IV. Madame A.D., née E._______, contribuera à l'entretien de ses filles, C.D., née le [...], et D.D.________, née le [...], par le versement d'une pension mensuelle de CHF 300.- (trois cents francs), allocations familiales non comprises, jusqu'à leur majorité, ou jusqu'à la fin de leur formation professionnelle conformément à l'art. 277 al. 2 du Code civil.

Cette pension sera versée en mains de Monsieur B.D.________, le premier de chaque mois, la première fois le 1er avril 2009.

V. Le régime matrimonial des époux A.D.________ et B.D.________ sera liquidé selon les modalités qui seront précisées en cours d'instance.

VI. Les conclusions de la Demande unilatérale en divorce datée du 16 janvier 2009 sont rejetées pour le surplus."

Aux termes de ses déterminations du 30 avril 2009, la demanderesse a conclu, avec dépens, au rejet des conclusions reconventionnelles prises par le défendeur dans sa réponse du 10 mars 2009.

Le défendeur a déposé le 17 juillet 2009 des déterminations et a pris, avec dépens, les conclusions suivantes :

"I.- Madame A.D.________, née E._______, est déboutée de toutes ses conclusions.

II.- Monsieur B.D.________ persiste dans les conclusions de sa réponse datée du 10 mars 2009."

Désignée le 29 juillet 2009 par le Président du tribunal de céans pour procéder à l'audition des enfants des parties, X.________ lui a adressé, le 13 novembre 2009, le courrier suivant :

Les parties et leurs conseils ont été entendus à l'audience de jugement du 18 février 2010.

La demanderesse, qui s'est longuement exprimée en audience, en anglais, et a produit de nombreux écrits et documents (photos, enregistrements, etc…) pendant et après les débats, a fait état de sa souffrance d'être séparée de ses filles qui ne seraient pas heureuses auprès de leur père.

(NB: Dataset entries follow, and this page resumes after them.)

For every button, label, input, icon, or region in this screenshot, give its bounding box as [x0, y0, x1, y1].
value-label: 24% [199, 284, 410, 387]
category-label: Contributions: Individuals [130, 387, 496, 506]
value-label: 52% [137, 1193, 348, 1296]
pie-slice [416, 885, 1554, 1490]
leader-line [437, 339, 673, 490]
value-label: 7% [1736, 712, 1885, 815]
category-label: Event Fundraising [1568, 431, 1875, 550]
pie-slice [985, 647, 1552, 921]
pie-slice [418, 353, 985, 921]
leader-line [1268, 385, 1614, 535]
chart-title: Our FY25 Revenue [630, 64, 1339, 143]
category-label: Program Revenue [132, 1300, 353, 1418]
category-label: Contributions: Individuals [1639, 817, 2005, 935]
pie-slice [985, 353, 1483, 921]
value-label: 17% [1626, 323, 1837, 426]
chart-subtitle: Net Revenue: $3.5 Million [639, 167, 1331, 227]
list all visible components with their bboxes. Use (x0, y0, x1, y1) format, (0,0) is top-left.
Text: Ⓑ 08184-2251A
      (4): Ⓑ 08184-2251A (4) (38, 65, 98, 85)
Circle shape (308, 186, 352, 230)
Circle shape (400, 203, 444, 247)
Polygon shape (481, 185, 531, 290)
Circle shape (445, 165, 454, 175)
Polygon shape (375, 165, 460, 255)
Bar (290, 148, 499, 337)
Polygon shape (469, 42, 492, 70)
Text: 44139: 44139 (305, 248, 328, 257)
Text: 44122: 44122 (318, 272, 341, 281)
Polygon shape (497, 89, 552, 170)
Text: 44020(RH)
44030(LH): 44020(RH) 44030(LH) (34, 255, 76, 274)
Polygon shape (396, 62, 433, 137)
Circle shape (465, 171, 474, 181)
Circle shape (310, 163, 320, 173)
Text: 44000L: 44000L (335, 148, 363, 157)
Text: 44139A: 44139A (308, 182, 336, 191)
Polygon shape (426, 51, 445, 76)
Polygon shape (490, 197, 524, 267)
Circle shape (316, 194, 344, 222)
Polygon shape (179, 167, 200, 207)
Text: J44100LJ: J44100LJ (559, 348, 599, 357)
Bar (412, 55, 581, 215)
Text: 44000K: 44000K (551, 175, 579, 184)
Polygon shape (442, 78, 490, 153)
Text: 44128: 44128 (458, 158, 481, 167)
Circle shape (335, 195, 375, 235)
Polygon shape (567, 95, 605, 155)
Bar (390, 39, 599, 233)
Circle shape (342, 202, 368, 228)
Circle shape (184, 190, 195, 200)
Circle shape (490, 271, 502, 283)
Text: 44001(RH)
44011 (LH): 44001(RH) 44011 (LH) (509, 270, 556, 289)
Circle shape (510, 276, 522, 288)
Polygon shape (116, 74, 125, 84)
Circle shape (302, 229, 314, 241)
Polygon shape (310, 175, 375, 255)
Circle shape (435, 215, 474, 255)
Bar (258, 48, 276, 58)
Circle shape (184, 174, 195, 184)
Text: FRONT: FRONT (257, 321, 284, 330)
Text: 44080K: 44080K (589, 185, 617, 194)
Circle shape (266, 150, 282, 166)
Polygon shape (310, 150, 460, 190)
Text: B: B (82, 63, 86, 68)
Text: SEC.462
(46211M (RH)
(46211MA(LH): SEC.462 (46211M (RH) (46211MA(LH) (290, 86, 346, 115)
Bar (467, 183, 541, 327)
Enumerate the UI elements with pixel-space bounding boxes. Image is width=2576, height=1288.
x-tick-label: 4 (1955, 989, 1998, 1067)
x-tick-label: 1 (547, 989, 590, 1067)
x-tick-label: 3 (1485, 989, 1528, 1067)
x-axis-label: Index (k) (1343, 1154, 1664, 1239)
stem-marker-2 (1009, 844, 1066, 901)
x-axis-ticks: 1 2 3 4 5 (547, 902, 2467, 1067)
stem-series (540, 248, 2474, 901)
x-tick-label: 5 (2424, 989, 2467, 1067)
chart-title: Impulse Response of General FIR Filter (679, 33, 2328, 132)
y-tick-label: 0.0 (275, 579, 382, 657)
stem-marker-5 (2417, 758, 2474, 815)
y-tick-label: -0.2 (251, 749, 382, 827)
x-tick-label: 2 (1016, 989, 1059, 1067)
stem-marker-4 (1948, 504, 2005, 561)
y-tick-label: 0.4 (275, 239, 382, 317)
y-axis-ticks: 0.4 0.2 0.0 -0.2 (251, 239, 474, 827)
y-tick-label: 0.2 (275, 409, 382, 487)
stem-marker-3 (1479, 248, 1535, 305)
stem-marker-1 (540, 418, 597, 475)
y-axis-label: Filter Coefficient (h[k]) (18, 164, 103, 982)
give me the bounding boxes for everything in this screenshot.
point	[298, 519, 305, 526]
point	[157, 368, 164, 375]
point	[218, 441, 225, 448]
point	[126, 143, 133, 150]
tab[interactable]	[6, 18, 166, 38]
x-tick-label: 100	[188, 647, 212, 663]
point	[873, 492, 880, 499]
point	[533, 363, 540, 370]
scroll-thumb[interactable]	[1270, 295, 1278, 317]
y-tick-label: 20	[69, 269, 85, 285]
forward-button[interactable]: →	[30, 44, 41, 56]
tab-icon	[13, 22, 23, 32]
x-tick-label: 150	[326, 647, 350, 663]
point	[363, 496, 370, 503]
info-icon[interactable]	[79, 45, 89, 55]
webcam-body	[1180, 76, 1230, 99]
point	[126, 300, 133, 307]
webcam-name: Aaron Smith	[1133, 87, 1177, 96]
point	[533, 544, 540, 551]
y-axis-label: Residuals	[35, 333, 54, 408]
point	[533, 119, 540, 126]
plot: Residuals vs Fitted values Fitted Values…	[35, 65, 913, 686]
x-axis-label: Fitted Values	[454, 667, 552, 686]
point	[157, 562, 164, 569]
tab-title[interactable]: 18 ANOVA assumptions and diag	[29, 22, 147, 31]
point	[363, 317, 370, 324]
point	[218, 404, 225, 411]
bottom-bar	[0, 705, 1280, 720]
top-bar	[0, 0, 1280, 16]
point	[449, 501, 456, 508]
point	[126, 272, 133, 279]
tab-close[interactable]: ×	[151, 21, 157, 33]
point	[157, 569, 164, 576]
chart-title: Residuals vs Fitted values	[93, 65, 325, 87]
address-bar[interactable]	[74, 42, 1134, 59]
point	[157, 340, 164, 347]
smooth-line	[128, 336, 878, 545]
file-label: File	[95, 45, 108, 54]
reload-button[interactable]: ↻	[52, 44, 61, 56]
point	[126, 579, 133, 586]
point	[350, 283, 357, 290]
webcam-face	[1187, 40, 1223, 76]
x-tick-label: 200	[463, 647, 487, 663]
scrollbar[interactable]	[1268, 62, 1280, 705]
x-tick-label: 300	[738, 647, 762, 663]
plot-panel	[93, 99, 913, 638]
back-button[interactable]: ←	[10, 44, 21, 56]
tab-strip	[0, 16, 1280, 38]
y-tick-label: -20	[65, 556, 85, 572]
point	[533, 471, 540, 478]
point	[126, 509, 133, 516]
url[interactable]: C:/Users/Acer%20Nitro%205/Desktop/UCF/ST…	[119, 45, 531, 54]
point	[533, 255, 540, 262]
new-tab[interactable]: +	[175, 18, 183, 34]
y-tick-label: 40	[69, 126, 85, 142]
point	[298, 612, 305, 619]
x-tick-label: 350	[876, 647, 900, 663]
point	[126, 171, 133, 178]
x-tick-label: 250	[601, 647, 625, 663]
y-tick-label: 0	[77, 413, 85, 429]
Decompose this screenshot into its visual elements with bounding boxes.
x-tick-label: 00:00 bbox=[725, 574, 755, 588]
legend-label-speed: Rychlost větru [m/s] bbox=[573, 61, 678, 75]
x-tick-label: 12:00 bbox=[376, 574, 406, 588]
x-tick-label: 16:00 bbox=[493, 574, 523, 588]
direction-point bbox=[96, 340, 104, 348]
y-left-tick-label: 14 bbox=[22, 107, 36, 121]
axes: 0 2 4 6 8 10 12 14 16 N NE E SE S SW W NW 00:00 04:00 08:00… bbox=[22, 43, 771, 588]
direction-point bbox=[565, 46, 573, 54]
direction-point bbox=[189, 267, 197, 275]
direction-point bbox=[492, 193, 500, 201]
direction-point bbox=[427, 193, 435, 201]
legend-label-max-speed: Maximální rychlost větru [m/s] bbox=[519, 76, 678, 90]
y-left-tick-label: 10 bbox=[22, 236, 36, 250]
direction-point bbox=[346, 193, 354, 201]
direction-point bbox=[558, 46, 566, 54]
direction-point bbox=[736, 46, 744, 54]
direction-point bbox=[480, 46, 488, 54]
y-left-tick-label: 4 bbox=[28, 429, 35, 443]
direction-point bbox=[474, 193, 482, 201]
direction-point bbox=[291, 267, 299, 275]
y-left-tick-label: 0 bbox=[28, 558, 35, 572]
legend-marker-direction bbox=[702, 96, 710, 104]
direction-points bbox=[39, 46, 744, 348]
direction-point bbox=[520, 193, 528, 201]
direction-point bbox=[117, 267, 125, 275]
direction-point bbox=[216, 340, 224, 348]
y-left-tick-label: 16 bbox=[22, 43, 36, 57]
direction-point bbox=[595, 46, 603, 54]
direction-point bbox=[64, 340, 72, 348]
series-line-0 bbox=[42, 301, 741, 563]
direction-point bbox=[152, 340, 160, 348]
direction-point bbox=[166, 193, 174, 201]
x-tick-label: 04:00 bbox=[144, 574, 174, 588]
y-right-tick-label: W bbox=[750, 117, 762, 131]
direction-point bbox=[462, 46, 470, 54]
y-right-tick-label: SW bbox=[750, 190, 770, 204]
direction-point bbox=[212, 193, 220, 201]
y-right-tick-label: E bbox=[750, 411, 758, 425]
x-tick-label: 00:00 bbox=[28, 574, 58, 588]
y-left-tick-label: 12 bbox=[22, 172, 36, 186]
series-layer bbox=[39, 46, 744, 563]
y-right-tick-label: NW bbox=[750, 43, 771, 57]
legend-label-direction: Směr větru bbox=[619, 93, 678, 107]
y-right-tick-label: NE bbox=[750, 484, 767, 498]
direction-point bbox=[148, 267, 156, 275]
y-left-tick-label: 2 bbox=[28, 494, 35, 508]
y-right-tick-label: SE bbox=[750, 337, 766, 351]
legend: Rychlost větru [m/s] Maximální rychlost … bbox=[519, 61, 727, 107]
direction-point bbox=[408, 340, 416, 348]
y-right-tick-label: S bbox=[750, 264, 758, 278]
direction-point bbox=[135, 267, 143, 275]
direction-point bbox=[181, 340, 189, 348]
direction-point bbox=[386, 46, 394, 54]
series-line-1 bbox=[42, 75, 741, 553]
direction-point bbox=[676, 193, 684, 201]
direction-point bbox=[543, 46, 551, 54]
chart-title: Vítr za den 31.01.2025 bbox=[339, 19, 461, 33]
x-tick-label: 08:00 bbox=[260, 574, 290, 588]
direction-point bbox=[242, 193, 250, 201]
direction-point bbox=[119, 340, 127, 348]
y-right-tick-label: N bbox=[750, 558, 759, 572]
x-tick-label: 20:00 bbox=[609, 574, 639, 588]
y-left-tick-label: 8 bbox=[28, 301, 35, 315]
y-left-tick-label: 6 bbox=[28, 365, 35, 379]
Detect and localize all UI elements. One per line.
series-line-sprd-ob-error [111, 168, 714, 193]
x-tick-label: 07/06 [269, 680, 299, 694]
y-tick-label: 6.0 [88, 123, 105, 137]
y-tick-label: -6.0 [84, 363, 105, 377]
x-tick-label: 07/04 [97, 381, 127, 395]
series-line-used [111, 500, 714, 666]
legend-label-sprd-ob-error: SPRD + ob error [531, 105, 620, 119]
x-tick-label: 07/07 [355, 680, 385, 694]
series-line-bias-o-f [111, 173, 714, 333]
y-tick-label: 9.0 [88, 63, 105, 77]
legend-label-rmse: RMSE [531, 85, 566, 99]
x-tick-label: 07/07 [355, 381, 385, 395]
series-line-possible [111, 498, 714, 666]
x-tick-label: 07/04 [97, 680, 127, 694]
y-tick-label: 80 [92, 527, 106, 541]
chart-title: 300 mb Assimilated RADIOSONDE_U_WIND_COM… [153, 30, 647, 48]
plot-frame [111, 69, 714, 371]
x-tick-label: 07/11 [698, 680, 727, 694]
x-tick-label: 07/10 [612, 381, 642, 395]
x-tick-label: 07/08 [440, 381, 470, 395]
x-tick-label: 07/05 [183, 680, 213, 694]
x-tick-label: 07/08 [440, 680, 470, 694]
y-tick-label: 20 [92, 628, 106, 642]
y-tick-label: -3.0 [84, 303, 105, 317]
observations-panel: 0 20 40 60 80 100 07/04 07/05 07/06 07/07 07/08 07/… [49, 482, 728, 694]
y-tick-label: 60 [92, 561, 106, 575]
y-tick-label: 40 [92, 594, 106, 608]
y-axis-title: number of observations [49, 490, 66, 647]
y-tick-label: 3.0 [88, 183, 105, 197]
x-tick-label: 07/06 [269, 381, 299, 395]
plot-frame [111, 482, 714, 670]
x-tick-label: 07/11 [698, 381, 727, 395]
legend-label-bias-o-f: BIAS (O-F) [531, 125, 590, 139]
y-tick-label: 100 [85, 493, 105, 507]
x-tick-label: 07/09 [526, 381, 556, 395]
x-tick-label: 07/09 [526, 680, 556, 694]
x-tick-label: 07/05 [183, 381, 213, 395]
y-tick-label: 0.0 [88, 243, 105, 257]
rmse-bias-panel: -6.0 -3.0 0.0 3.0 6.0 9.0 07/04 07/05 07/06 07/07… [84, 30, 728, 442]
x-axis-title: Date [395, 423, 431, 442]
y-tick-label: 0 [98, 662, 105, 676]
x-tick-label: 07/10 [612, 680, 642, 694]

Elle a fait entendre deux témoins.

[...] est la voisine de palier de A.D.________ depuis environ six mois. Elle a invité à manger la demanderesse et ses filles, à une occasion. Elle ignore totalement si les enfants souffrent d'être séparées de leur mère; C.D.________ et D.D.________ paraissaient contentes, la mère s'en occupait bien. La demanderesse parle en suisse allemand avec ses enfants qui, comme leur mère, sont incapables de s'exprimer en français.

[...] connaît la demanderesse depuis l'année 2008. Elle l'a vue avec ses filles à deux reprises durant deux heures. Il lui est apparu que la demanderesse aimait sans aucun doute ses enfants, qui étaient contentes de voir leur maman. Le témoin relève également des difficultés de compréhension entre elles. Il lui semble que la demanderesse communique avec ses filles en thaïlandais.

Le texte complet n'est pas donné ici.